From Moscow, Roberts warned that anti-British propaganda and the official line that the Soviet Union was “surrounded by enemies” did not bode well for the future. “The present state of Soviet relations … is very different from what we had hoped for”. Instead of a new post-war relationship, Britain faced a “policy designed to advance Soviet interests at every … opportunity”.

But Roberts was also keen to see things from the Kremlin’s perspective – especially on security. For Roberts, Russian policy was shaped by a “constant striving for [the] security of a state with no natural frontiers and surrounded by enemies”. Britain’s relationship with Russia, even before the Bolshevik revolution in 1917, was strained. Roberts didn’t downplay the ideological gulf between London, Washington and Moscow or the true nature of the Soviet system. But he understood the need to see Russia’s perspective.
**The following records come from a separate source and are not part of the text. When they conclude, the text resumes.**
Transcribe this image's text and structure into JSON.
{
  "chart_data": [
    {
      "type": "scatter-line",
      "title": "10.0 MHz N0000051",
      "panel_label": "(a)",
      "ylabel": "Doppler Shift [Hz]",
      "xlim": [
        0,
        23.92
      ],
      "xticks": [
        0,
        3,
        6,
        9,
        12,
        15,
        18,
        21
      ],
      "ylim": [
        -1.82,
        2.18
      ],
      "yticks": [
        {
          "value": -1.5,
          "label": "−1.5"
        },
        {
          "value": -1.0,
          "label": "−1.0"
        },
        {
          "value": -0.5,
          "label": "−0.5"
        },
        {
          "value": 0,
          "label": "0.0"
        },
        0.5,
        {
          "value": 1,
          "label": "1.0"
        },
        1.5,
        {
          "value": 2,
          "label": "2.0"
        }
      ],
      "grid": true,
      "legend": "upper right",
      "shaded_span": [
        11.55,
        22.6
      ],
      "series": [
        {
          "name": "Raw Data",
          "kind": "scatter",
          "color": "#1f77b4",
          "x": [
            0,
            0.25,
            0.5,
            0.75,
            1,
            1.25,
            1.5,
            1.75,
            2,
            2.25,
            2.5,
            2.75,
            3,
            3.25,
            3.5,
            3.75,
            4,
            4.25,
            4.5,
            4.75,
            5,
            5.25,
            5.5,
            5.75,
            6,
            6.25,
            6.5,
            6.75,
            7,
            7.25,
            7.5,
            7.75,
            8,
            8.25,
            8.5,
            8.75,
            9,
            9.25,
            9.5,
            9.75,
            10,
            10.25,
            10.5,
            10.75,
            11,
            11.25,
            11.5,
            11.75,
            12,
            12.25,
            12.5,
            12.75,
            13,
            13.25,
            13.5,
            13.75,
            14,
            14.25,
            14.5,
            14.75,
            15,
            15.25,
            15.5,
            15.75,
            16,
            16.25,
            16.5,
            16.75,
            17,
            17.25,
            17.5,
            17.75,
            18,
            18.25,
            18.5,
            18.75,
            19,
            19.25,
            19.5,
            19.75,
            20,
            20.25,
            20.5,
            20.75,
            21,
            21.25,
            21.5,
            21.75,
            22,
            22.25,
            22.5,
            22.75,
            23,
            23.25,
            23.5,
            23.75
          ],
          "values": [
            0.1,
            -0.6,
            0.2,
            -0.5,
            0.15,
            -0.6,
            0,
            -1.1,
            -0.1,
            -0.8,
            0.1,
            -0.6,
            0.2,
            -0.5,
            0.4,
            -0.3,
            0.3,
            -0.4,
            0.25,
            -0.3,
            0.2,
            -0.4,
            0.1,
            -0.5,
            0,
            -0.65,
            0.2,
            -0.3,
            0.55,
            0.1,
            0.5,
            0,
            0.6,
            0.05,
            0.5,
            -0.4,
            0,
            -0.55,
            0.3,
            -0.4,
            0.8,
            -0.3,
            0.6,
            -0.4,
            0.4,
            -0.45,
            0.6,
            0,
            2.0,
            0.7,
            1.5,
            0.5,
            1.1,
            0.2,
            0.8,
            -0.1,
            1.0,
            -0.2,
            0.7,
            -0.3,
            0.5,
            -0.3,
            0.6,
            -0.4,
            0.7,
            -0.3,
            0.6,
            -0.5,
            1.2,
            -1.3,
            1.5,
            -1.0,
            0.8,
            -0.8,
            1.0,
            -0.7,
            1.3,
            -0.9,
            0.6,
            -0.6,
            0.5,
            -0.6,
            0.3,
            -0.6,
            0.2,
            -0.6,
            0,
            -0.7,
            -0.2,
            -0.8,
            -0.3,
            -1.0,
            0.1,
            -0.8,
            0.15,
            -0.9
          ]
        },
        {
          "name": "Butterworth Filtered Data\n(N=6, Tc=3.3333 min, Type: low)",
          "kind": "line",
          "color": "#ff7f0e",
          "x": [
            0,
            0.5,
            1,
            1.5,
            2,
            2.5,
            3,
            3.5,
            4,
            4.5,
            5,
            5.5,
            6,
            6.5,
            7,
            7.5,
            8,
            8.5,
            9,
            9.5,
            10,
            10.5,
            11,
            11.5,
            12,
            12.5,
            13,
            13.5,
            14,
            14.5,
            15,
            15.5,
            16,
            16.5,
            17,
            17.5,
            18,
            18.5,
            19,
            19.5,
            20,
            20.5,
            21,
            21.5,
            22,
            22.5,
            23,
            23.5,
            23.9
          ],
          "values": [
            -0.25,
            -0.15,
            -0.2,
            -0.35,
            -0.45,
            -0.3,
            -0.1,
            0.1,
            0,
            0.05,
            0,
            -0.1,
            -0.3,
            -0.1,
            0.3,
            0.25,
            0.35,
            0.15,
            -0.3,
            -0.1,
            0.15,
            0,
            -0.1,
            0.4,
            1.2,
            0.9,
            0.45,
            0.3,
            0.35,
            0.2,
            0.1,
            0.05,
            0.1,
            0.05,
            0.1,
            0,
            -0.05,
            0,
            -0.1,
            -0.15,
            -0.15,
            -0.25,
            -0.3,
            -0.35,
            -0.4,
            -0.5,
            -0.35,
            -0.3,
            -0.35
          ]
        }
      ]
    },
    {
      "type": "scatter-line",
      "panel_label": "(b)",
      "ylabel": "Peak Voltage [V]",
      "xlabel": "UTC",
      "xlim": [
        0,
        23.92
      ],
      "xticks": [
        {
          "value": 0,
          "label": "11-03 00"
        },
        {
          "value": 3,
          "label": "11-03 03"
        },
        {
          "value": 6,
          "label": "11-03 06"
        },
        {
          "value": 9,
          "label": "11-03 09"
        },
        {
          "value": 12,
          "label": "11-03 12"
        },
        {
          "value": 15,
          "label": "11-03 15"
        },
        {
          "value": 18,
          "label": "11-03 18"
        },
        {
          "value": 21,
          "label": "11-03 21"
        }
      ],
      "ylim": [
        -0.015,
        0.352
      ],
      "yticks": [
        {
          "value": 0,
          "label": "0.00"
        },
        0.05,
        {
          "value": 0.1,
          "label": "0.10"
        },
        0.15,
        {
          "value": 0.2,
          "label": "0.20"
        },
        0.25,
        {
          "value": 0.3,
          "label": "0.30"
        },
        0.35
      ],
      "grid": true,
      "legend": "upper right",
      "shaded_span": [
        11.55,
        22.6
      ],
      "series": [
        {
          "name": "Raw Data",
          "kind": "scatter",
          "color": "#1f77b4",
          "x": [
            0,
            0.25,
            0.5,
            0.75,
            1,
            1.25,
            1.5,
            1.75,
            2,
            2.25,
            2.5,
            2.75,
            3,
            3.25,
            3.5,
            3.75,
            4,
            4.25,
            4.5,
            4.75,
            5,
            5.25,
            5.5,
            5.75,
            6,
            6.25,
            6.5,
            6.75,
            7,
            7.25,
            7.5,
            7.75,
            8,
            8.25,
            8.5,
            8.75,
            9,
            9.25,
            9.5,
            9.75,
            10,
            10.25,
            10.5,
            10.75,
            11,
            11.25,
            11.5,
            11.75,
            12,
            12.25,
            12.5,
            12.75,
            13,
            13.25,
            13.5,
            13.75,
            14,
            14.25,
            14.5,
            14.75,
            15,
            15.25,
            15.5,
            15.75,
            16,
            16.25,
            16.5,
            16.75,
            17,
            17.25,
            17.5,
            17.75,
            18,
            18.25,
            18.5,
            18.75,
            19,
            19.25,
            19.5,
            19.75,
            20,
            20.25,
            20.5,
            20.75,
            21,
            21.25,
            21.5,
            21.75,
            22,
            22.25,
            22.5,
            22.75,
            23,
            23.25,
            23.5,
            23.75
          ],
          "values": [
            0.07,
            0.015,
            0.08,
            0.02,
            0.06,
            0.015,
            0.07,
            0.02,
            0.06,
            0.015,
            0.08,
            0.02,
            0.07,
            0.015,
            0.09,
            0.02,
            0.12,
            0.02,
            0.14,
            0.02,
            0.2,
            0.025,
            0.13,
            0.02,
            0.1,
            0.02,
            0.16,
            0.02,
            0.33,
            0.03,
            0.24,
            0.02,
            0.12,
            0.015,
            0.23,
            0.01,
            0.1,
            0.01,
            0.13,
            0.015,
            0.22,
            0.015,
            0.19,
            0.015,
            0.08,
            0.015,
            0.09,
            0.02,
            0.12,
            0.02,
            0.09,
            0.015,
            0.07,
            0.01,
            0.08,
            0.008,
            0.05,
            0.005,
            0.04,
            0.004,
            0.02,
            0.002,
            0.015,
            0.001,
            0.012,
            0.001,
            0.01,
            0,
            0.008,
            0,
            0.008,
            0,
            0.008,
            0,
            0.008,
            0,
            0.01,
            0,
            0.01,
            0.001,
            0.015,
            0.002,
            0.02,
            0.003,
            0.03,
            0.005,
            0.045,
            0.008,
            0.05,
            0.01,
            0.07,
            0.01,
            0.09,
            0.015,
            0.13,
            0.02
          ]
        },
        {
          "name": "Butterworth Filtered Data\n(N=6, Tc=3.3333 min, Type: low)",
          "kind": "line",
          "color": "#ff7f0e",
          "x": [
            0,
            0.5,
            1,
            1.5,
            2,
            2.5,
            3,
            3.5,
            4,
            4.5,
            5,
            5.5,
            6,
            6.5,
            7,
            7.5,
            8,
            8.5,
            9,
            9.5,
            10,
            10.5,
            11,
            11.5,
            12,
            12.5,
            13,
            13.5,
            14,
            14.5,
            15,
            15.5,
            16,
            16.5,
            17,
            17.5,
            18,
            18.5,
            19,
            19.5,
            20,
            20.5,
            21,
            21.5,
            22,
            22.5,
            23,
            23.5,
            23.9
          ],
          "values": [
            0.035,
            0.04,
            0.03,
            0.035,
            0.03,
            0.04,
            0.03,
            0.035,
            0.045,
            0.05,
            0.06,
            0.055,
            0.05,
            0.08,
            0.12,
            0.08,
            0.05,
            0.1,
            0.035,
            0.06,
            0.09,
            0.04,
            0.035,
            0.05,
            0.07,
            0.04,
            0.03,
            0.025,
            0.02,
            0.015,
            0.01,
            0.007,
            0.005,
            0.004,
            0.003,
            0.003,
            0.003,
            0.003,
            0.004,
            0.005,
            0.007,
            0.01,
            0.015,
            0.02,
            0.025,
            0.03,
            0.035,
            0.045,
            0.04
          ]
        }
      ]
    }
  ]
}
Britain’s Joint Intelligence Committee (JIC) was also cautious. Hindsight shows they were remarkably accurate in forecasting Russian motives. For example, Soviet Cold War archives reveal that, rather than being bent on European dominance, the Kremlin’s policy aimed to ensure long-term security.

In March 1946, the JIC predicted the Soviets wanted “military security” and would avoid actions likely to “provoke a war” with Britain or the US. Key to Moscow’s security were the countries of Eastern Europe – behind the Iron Curtain – Poland, Bulgaria, Romania, Hungary, East Germany and the Baltics. If this “protective belt” was threatened, the JIC concluded that the Soviets would “retaliate by using all weapons … to frustrate these attempts. She will make full use of propaganda, of diplomatic pressure and of the Communist parties abroad … to weaken foreign countries.” This response is not too dissimilar from today’s – though cyber attacks and “fake news” take the lead. Western encroachment into former Russian spheres of influence, like Georgia and Ukraine, have provoked a significant response from Moscow.

Even as Cold War tensions started to grow in 1947, the JIC continued placing security at the heart of Soviet short-term policy. The Kremlin’s preoccupation with security – a view that Russia lacked “natural defensive frontiers” making her vulnerable – continued to be an important theme. Increasingly, ideology was another important factor. By 1948, the mood clearly changed: rather than being defensive, the Kremlin was judged to be intent on “the elimination of capitalism” -– a chilling assessment, ushering in the start of the Cold War and a final breakdown in East-West relations.

East-West animosity may increase to Cold War levels, but we shouldn’t see ourselves as locked in a struggle with Moscow just yet. Lessons from the start of the Cold War tells us that we still need to try and understand Russia’s underlying foreign policy motives. What may seem aggressive to us, could be defensive to Moscow – and vice versa.

Roberts and the JIC appreciated Soviet vulnerability alongside ideological motivations. If anything, we need to take into consideration present-day Russian security concerns as a way of understanding Moscow’s relationship with the outside world, rather than see Russia as irreversibly hostile to the West.